Agencies issue warnings on exploding cell phone batteries

| Monday, May 16, 2005

As if truckers didn’t have enough to worry about already, now comes a new warning from the federal government about the potential dangers of exploding cell phone batteries.

According to the U.S. Consumer Product Safety Commission, about 83 people have either been burned or injured from explosions caused by defective cell phone batteries.

Though that number is relatively low in relation to the overall number of cell phone users, the commission, along with the Cellular Telecommunications and Internet Association, decided it was enough to warrant a warning.

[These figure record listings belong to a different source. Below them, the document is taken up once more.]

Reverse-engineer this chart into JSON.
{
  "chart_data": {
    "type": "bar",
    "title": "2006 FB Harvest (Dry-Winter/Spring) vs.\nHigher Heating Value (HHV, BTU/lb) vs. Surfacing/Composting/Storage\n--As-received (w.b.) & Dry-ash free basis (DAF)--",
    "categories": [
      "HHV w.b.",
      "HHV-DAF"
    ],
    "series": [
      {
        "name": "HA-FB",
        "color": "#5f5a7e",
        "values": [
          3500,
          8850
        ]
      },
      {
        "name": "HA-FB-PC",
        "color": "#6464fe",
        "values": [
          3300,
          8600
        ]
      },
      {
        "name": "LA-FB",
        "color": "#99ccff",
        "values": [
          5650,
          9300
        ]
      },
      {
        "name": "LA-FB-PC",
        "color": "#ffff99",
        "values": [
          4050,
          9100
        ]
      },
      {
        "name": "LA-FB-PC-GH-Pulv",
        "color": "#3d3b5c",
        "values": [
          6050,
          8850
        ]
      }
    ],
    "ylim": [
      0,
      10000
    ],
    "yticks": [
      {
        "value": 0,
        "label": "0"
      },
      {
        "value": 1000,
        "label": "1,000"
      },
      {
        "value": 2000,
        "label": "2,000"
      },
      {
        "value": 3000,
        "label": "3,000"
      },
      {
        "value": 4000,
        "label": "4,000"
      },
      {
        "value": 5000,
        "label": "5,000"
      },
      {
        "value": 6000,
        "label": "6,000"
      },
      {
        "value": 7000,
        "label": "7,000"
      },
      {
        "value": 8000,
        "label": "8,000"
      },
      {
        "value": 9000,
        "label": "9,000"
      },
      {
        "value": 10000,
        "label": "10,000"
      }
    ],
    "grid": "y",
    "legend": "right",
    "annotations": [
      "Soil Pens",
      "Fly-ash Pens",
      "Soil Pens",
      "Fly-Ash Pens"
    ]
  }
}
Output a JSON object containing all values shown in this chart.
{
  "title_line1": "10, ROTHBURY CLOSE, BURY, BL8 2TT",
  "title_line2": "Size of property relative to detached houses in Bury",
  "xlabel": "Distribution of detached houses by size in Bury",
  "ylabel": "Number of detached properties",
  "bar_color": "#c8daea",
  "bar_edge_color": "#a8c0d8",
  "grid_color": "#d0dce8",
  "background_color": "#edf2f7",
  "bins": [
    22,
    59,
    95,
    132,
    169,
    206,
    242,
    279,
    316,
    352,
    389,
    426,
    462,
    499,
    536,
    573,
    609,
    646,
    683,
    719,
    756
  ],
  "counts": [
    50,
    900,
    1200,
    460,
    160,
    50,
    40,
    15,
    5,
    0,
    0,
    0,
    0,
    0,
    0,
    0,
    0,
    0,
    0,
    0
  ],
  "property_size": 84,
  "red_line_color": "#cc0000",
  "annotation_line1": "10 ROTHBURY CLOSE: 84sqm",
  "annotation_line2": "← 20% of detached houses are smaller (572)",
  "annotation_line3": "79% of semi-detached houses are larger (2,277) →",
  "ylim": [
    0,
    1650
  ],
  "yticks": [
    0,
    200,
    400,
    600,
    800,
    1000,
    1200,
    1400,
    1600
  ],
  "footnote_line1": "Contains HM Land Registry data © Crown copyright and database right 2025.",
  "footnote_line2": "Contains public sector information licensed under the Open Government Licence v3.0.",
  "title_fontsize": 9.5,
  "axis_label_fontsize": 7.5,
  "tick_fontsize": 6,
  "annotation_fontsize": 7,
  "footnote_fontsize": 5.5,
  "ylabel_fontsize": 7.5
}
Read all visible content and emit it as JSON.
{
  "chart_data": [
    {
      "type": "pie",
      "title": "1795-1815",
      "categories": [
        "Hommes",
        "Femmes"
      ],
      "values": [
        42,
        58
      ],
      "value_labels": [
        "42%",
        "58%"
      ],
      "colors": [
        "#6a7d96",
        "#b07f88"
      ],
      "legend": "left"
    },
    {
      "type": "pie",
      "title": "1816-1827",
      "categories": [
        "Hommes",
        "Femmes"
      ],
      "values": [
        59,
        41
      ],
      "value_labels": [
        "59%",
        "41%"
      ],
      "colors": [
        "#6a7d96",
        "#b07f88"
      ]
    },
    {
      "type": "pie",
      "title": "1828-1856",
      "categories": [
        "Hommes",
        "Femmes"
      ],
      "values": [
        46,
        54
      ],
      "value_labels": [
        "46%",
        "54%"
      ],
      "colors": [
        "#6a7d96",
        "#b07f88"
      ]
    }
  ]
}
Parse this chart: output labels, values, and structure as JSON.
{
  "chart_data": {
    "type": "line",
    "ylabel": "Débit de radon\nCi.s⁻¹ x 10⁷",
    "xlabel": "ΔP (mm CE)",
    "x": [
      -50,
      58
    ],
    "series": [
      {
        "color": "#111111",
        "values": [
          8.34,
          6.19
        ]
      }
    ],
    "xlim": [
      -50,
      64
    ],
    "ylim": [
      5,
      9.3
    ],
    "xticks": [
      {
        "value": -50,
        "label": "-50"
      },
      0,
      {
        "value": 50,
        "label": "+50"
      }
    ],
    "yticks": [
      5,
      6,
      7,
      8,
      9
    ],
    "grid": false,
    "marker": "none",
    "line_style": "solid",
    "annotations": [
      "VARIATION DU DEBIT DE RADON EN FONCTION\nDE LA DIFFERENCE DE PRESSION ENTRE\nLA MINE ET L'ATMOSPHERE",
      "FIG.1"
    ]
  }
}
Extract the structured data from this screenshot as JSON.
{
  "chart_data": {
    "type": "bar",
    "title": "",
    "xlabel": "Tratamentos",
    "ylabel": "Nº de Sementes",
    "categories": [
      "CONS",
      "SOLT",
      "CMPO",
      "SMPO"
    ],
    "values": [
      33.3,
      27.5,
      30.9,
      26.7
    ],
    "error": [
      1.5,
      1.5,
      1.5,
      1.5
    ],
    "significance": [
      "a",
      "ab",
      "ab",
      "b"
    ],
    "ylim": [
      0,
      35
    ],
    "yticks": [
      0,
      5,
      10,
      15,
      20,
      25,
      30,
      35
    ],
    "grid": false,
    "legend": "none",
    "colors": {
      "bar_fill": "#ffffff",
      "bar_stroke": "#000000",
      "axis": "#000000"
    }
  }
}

Officials said that most incidents occur as a result of counterfeit or incompatible Lithium-ion batteries – the most common type of cell phone battery – and cautioned consumers against using Internet sites and second-hand dealers to purchase batteries.

In a joint news release issued on May 13, the groups made the following recommendations for cell phones with Lithium-ion batteries:

  • Do not use incompatible cell-phone batteries and chargers;
  • Do not permit a battery out of the phone to contact metal objects, such as coins, keys or jewelry;
  • Do not crush, puncture or put a high degree of pressure on the battery as this can cause an internal short-circuit, resulting in overheating;
  • Avoid dropping a cell phone;
  • Do not place a phone in areas that may get very hot, such as on or near a cooking surface, cooking appliance, iron or radiator;
  • Don’t get your phone battery wet; and
  • Follow battery usage, storage and charging guidelines in the users guide.

In addition, the two groups are teaming with the Institute of Electrical and Electronic Engineers to come up with industry-wide standards for cell phones.